Если мы желаем осуществить территориальные приобретения в Европе, то сможем сделать это только за счет России... При проведении такой политики у нас может быть только один союзник — Англия... Нет таких жертв, которые не стоило бы принести ради желания Англии заключить такой союз... Абсолютно ясно, что существует только одна ориентация, способная привести к поставленной цели, — отказ от мировой торговли и колоний... Все инструменты власти государства должны быть сосредоточены на создании сухопутной армии (165).
Таков был синтез и квинтэссенция внешней политики нацизма: не больше и не меньше, чем изъявление страстного восхищения Британией, перед фольклором и традициями которой Гитлер преклонялся (166) и союза с которой он желал больше всего на свете; страсть к Британии и обещанная кровавая бойня на Востоке ради создания нацистской империи Herrenvolk — расы господ.

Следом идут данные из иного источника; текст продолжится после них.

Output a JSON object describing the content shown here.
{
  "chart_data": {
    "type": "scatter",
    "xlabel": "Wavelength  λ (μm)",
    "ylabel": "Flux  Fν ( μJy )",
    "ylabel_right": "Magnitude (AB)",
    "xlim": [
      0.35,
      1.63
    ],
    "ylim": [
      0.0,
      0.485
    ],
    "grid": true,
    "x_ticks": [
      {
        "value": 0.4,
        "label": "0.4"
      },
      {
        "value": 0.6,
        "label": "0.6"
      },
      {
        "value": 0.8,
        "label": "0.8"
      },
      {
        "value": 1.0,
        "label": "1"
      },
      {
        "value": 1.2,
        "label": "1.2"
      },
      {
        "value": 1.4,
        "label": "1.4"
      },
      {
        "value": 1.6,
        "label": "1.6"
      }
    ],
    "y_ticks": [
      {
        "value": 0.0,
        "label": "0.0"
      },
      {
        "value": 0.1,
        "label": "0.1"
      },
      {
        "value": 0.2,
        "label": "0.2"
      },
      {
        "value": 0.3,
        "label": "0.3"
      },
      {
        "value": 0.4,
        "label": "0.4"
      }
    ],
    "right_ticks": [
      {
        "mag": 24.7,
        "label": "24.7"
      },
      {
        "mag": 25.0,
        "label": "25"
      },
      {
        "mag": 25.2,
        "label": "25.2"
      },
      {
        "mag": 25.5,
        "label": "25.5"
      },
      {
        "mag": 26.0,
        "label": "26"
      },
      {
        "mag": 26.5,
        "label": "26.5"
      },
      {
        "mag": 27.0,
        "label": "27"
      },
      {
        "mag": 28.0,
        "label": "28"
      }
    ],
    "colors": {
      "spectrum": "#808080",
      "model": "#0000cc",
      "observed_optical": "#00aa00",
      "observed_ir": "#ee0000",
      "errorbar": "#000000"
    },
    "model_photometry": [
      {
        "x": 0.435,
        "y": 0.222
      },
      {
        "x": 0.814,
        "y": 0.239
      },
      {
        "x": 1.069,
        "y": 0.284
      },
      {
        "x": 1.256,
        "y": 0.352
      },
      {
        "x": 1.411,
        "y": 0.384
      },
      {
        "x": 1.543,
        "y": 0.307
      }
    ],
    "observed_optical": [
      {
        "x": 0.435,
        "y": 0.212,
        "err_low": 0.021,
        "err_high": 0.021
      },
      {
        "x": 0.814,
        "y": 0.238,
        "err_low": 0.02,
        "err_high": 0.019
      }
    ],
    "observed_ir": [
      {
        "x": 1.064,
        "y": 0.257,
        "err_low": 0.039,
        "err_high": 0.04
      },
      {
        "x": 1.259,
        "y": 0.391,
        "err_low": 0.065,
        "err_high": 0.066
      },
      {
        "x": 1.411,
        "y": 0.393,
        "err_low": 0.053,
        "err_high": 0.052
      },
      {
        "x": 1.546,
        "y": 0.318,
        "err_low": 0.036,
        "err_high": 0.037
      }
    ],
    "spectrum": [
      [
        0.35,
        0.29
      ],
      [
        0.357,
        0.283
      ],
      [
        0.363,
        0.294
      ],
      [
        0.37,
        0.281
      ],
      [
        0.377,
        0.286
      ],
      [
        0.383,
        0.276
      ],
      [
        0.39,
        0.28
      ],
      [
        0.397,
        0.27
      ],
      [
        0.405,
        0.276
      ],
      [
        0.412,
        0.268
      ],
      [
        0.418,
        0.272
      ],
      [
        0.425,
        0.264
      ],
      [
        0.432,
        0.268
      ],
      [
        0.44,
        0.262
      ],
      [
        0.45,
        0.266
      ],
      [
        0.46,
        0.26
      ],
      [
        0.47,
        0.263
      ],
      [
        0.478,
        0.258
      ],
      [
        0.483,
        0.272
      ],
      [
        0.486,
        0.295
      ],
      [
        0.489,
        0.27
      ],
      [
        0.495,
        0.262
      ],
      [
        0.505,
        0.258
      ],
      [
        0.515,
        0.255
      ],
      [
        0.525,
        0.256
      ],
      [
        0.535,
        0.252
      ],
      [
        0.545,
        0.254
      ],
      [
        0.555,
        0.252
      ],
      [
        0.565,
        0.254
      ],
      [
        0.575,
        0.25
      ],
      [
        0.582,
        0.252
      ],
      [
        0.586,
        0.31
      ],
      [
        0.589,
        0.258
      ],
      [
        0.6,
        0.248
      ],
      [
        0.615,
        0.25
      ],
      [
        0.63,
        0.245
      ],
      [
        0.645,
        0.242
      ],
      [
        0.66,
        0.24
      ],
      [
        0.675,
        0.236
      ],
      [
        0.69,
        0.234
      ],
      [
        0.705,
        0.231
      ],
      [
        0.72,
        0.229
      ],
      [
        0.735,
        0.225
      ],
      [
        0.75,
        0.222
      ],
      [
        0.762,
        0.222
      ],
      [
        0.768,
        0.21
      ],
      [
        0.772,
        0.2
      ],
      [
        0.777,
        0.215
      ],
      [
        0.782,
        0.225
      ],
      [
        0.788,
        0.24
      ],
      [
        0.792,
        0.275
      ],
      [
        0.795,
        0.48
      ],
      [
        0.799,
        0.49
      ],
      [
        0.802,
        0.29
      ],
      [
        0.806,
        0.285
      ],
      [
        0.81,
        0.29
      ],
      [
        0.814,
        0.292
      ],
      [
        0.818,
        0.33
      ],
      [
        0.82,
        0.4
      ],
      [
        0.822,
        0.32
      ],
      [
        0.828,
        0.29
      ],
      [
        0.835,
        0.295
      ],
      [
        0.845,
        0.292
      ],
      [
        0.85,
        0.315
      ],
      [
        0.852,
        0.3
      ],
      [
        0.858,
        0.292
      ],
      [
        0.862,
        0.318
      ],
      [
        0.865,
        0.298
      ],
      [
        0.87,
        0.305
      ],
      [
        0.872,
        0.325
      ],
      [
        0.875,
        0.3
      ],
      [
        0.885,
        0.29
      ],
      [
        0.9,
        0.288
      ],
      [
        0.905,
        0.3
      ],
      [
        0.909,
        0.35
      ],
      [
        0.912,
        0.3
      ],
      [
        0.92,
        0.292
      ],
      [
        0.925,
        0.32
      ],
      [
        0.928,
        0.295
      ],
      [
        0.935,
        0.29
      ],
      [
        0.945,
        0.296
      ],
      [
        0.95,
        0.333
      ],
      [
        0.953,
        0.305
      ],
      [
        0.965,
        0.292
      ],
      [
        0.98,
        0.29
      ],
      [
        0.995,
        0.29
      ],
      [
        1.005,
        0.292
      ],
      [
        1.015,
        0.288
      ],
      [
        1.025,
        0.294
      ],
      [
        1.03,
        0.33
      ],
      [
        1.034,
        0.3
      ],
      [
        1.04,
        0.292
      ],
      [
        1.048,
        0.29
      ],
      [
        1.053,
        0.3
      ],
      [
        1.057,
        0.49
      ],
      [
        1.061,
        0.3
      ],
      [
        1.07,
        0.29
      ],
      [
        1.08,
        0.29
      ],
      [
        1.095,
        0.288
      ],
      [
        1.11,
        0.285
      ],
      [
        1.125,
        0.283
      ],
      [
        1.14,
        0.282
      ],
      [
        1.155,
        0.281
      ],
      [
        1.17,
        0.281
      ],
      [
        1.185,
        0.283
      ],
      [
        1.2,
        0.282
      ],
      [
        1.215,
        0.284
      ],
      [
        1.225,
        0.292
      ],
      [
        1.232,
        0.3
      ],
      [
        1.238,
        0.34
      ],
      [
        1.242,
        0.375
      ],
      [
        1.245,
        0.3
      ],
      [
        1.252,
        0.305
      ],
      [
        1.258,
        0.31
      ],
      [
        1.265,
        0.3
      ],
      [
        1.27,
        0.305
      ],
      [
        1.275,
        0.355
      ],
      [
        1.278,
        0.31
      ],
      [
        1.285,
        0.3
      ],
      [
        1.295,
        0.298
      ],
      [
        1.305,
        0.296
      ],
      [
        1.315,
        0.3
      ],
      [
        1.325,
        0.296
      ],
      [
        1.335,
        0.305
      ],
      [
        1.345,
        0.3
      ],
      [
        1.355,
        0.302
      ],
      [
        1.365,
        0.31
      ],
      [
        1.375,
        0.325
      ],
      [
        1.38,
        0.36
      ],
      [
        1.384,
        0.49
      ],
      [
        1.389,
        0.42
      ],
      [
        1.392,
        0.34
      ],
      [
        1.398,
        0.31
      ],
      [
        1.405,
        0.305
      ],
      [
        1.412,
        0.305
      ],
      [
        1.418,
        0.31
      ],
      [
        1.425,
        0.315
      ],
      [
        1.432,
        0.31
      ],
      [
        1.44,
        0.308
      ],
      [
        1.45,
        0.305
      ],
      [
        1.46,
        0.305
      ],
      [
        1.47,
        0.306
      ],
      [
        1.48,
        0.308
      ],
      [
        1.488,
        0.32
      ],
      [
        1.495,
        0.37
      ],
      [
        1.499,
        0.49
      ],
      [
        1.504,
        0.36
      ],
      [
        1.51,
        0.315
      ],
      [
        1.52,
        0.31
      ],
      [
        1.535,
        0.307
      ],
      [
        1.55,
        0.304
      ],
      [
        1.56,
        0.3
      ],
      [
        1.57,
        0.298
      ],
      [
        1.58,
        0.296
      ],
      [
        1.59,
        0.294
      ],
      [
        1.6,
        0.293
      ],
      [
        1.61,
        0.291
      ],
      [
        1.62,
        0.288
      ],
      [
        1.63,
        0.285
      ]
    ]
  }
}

Невнимательное отношение к откровениям Макиндера тем более удивительно, что Гитлера, за период его заключения в Ландсберге, несколько раз посещал очень опытный стратег, сам основатель немецкой школы Geopolitik, генерал Карл Хаусхофер, очень хорошо знакомый с данной темой. Если истоки гитлеровского антисемитизма, как легко установить, навеяны Эккартом, то источник формирования геополитических взглядов Гитлера представляется более туманным. Речи Гитлера в 1920 году оставляли мало место для пассажей, характерных для его более поздней зрелой риторики, в которой он уделял основное место перенаселению и выпячивал идею Lebensraum «жизненного пространства». На самом деле в августе 1920 года в «наброске одной из своих речей он писал о "братстве с Востоком (Verbrtiderung nach Osten)"» (167), что говорит о расплывчатости политических взглядов Адольфа Гитлера в начале его карьеры. Однако уже к 1922 году Гитлер становится глух ко всяким расчетам на евразийскую гармонию; консервативный идеолог Мёллер ван ден Брук, страстно желавший стать свидетелем слияния Запада с «великой гуманистической поэзией Востока» (168), встретился с нацистским вождем и вовлек его в долгую дискуссию, в конце которой он признался одному своему другу: «Этот парень ничего не понимает» (169). Эрнст Ганфштенгль, изощренный торговец произведениями искусства и один из первых крупных меценатов неотесанного ефрейтора, вспоминал, как в начале 1923 года Гитлер повторял свой излюбленный это тезис: «Главное, чего следует добиться в будущей войне, полного контроля над зерновыми и продовольственными поставками из Западной России» (170). Ганфштенгль приписал эту антиславянскую направленность Гитлера влиянию Альфреда Розенберга, который действительно воображал полную перекройку карты Евразии и ее подчинение совместному управлению Германии и ее нордических компаньонов — прибалтийцев, скандинавов и британцев (171).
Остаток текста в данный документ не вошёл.